You can control that risk in the years between retirement and the start of required minimum distributions which may offer a rare opportunity to recognize income at relatively low tax rates. Strategic withdrawals from tax-deferred accounts or partial Roth conversions during these years can reduce future RMDs and smooth income across retirement thereby avoiding the undesirable spikes.
Roth Conversions as a Long-Term Tax Strategy
One of the most powerful planning tools available is the Roth conversion. By voluntarily moving funds from a traditional IRA into a Roth IRA, taxes are paid today in exchange for tax-free growth and tax-free withdrawals in the future. When executed thoughtfully, Roth conversions can help reduce future required minimum distributions, create a tax-free income source later in retirement, provide greater flexibility for managing taxable income and improve estate outcomes for your heirs.

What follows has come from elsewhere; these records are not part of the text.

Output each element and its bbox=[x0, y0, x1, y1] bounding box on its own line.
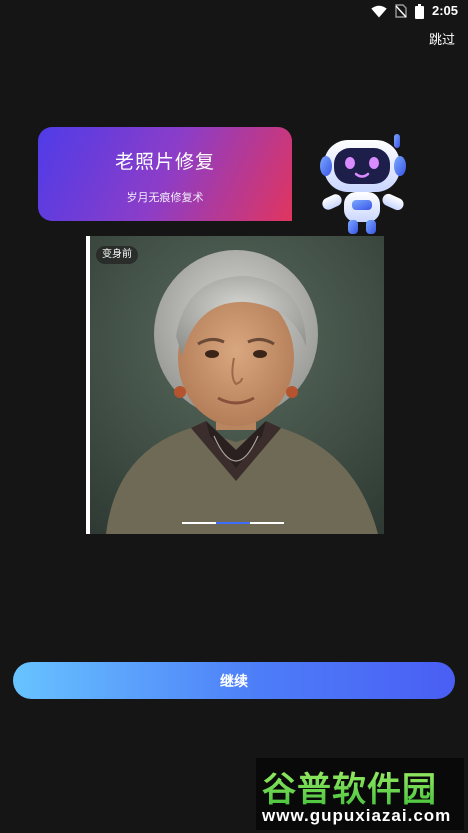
watermark-url: www.gupuxiazai.com bbox=[262, 806, 452, 825]
portrait-image bbox=[86, 236, 384, 534]
robot-mascot-icon bbox=[316, 130, 410, 238]
watermark-logo: 谷普软件园 bbox=[262, 762, 437, 811]
compare-divider-handle[interactable] bbox=[86, 236, 90, 534]
watermark: 谷普软件园 www.gupuxiazai.com bbox=[256, 758, 464, 830]
before-badge: 变身前 bbox=[96, 246, 138, 264]
status-time: 2:05 bbox=[431, 3, 458, 18]
battery-icon bbox=[414, 3, 424, 19]
status-icons: 2:05 bbox=[371, 2, 458, 20]
indicator-dot-active[interactable] bbox=[216, 522, 250, 524]
no-sim-icon bbox=[395, 4, 407, 18]
continue-button[interactable]: 继续 bbox=[13, 662, 455, 699]
indicator-dot[interactable] bbox=[250, 522, 284, 524]
page-indicator bbox=[182, 522, 284, 524]
indicator-dot[interactable] bbox=[182, 522, 216, 524]
feature-banner: 老照片修复 岁月无痕修复术 bbox=[38, 127, 292, 221]
wifi-icon bbox=[371, 5, 387, 18]
status-bar: 2:05 bbox=[0, 0, 468, 22]
photo-compare-viewer[interactable]: 变身前 bbox=[86, 236, 384, 534]
banner-subtitle: 岁月无痕修复术 bbox=[126, 191, 204, 204]
banner-title: 老照片修复 bbox=[114, 151, 215, 173]
skip-button[interactable]: 跳过 bbox=[429, 29, 455, 48]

The key is not converting everything at once, but rather filling lower tax brackets strategically over several years.
The Power of Tax Diversification
A well-designed retirement plan often includes assets across three tax categories:
- Tax-deferred accounts (Traditional IRAs, 401(k)s)

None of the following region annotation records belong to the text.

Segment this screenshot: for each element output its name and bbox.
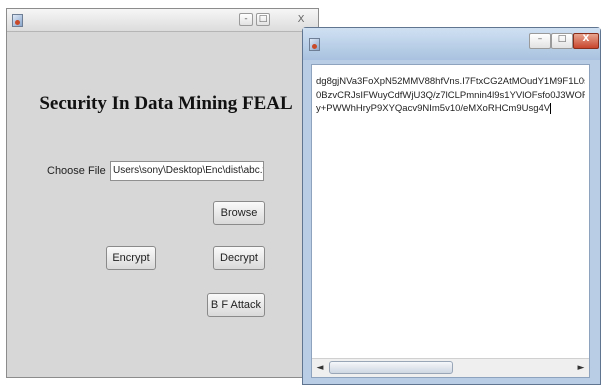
- ciphertext-panel: dg8gjNVa3FoXpN52MMV88hfVns.I7FtxCG2AtMOu…: [311, 64, 590, 378]
- horizontal-scrollbar[interactable]: ◄ ►: [312, 358, 589, 377]
- encrypt-button[interactable]: Encrypt: [106, 246, 156, 270]
- scroll-left-icon[interactable]: ◄: [312, 359, 328, 377]
- minimize-button[interactable]: -: [239, 13, 253, 26]
- minimize-button[interactable]: –: [529, 33, 551, 49]
- bf-attack-button[interactable]: B F Attack: [207, 293, 265, 317]
- text-caret: [550, 102, 552, 114]
- main-title-bar[interactable]: - □ X: [7, 9, 318, 32]
- choose-file-label: Choose File: [47, 165, 106, 177]
- page-title: Security In Data Mining FEAL: [39, 93, 293, 114]
- output-title-bar[interactable]: – □ X: [303, 28, 600, 60]
- decrypt-button[interactable]: Decrypt: [213, 246, 265, 270]
- file-path-field[interactable]: Users\sony\Desktop\Enc\dist\abc.txt: [110, 161, 264, 181]
- main-window: - □ X Security In Data Mining FEAL Choos…: [6, 8, 319, 378]
- maximize-button[interactable]: □: [256, 13, 270, 26]
- ciphertext-line: dg8gjNVa3FoXpN52MMV88hfVns.I7FtxCG2AtMOu…: [316, 76, 585, 87]
- close-button[interactable]: X: [293, 13, 309, 26]
- scrollbar-thumb[interactable]: [329, 361, 453, 374]
- browse-button[interactable]: Browse: [213, 201, 265, 225]
- scroll-right-icon[interactable]: ►: [573, 359, 589, 377]
- ciphertext-line: y+PWWhHryP9XYQacv9NIm5v10/eMXoRHCm9Usg4V: [316, 102, 552, 114]
- close-button[interactable]: X: [573, 33, 599, 49]
- ciphertext-textarea[interactable]: dg8gjNVa3FoXpN52MMV88hfVns.I7FtxCG2AtMOu…: [312, 65, 589, 359]
- ciphertext-line: 0BzvCRJsIFWuyCdfWjU3Q/z7lCLPmnin4l9s1YVl…: [316, 89, 585, 101]
- java-app-icon: [309, 38, 320, 51]
- java-app-icon: [12, 14, 23, 27]
- output-window: – □ X dg8gjNVa3FoXpN52MMV88hfVns.I7FtxCG…: [302, 27, 601, 385]
- maximize-button[interactable]: □: [551, 33, 573, 49]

- Tax-free accounts (Roth IRAs, Roth 401(k)s)
- Taxable accounts (brokerage accounts)
This structure creates flexibility. Instead of being forced to withdraw from one type of account regardless of tax conditions, retirees can mix income sources each year to manage their tax bracket. For example, in a year where income is already high, withdrawals might come from a Roth account. In a lower-income year, tax-deferred withdrawals might make more sense. Flexibility is what turns taxes from a threat into a manageable variable for controlling risk in retirement.
Taxes: One of the Few Retirement Risks You Can Influence
Market returns cannot be controlled. Inflation cannot be predicted with certainty. Longevity is largely outside our influence. Taxes, however, fall into a different category.
While no one can predict future tax law with precision, individuals can control how and when income appears on their tax return. Through coordinated withdrawal strategies, Roth conversions, and thoughtful income timing, taxes can become a planned component of retirement rather than an unpleasant surprise.